Bullying is any threatening or overtly harmful and repetitive action one takes toward another. It ranges from simple put-downs, manipulation, control and verbal abuse, to physical violence, which occur along a continuum of varying degrees of psychological, emotional, financial, sexual and physical abuse.
Dr. Valiquette's presentation set the tone as she made a connection between bullying as a cause of poor physical and mental health. She did this by explaining how our very real need as humans to affiliate with our peer groups (and families) and belong are what put as at the greatest risk when these same human social interactions hurt us. She explained how we are wired to belong and deferred to Harlow's study of monkeys where monkeys with no peer attachment was critical in terms of the monkeys' later "odd" behavior. She suggested the way our bodies' chemistry is affected by bullying as it seems that physical pain is often short-lived whereas social pain can last a lifetime. Both of these types of pain share neurophysical structures, a biology, and the effects are sustained and devastating, resulting in poor self-esteem and a myriad of chronic health conditions.
We often think of the bully as a school yard kid ready to pull a punch, but bullying happens everywhere. Today's technology enables cyber-bullying using a multitude of online and technological ways to intimidate, control, manipulate, victimize and revictimize people.

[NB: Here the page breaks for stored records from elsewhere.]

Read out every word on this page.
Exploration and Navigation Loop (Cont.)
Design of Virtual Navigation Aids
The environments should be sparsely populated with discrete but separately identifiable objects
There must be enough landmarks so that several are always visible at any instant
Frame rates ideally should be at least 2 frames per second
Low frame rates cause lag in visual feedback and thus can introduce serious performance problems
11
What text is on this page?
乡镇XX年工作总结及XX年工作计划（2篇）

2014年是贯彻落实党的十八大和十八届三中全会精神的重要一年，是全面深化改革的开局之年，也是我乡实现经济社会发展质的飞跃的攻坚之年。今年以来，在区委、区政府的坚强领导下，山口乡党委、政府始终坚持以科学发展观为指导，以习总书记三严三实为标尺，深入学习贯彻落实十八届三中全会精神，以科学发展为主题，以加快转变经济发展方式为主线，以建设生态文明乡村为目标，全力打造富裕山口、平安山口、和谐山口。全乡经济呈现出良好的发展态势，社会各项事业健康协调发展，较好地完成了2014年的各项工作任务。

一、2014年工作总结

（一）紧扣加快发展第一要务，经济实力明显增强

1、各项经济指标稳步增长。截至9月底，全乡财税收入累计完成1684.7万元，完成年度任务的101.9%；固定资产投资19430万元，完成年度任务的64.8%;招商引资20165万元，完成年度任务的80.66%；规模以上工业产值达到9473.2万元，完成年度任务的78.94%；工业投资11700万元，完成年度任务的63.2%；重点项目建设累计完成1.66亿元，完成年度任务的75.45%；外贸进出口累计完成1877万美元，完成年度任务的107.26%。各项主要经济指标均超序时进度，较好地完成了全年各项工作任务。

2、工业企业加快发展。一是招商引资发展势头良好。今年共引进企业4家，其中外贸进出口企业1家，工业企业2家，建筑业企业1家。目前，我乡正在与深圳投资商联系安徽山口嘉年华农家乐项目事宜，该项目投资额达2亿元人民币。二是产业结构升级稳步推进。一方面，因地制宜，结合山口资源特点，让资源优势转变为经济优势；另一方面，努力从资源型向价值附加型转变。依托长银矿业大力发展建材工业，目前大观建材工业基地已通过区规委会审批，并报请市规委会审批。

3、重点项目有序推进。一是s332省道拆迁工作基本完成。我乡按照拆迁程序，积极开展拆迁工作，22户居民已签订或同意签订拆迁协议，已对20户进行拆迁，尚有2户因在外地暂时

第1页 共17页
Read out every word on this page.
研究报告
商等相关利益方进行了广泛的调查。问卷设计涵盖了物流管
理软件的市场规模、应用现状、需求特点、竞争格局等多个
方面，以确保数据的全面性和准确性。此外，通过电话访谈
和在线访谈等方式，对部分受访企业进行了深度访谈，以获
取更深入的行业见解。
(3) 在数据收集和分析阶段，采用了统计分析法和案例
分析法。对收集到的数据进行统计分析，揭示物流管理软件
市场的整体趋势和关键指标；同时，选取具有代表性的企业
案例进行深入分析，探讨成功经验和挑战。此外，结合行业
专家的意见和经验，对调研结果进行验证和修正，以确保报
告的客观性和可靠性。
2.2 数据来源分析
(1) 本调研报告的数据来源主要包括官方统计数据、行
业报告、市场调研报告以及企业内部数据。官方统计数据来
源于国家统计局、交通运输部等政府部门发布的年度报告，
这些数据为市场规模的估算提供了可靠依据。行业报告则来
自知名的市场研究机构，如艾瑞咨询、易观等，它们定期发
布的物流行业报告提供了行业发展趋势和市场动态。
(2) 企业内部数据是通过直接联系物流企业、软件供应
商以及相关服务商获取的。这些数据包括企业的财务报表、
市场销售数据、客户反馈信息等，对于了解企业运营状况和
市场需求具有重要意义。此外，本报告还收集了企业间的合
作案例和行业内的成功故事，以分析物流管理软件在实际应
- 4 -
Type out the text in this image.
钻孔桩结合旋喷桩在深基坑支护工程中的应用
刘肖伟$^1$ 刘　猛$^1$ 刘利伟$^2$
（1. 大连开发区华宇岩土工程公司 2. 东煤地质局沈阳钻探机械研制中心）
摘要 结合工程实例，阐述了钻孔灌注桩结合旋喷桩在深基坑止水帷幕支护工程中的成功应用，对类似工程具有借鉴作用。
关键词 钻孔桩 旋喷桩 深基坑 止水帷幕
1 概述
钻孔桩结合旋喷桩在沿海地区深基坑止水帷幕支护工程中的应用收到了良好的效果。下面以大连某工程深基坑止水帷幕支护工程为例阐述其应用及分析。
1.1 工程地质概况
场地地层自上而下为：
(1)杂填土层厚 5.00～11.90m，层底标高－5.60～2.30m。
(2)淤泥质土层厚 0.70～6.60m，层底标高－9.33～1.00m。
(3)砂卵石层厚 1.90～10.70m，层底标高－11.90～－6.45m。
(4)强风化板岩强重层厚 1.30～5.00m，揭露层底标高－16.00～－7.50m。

Baron explained that the targets are often students by other students, but that it also happens to teachers by students and between teachers. Her job at the school board is to investigate allegations and directly deal with the perpetrators. She elaborated that what makes cyber-bullying particularly potent is that it is 24/7, can be done any time and anywhere, and allows the bully a certain anonymity (Keep in mind that IP addresses can be traced) while reaching a huge audience at great speed. She finished her excellent presentation with the importance of giving children ethical boundaries around technology with the analogy of just like we do not give a child the keys to our car without driver's education, so we must explain to our child, the rules about conducting oneself using technology. Her final advice was to the person being cyber-bullied: "Stop, Close, Tell."
Remember that the school yard bully grows up and goes into the workplace and forms families, as do those who are bullied. Bullying begets bullying. It's a cycle that continues if left unchecked. And it hurts and harms in ways that are not always visible to the eye.
Bullying must be stopped! It is not okay to continually pummel, degrade, humiliate and harm another person in any way. And as a child, you must tell someone. As an adult hearing this, you must act. As anyone of any age experiencing bullying at the hands of another, you must say "No!" and remove yourself from the situation. No one deserves maltreatment. No one.
We need to start with ourselves and take a long look at how we contribute to this growing problem. We need to take a stand and stand up to the bullies. We need to make our world a bully free zone.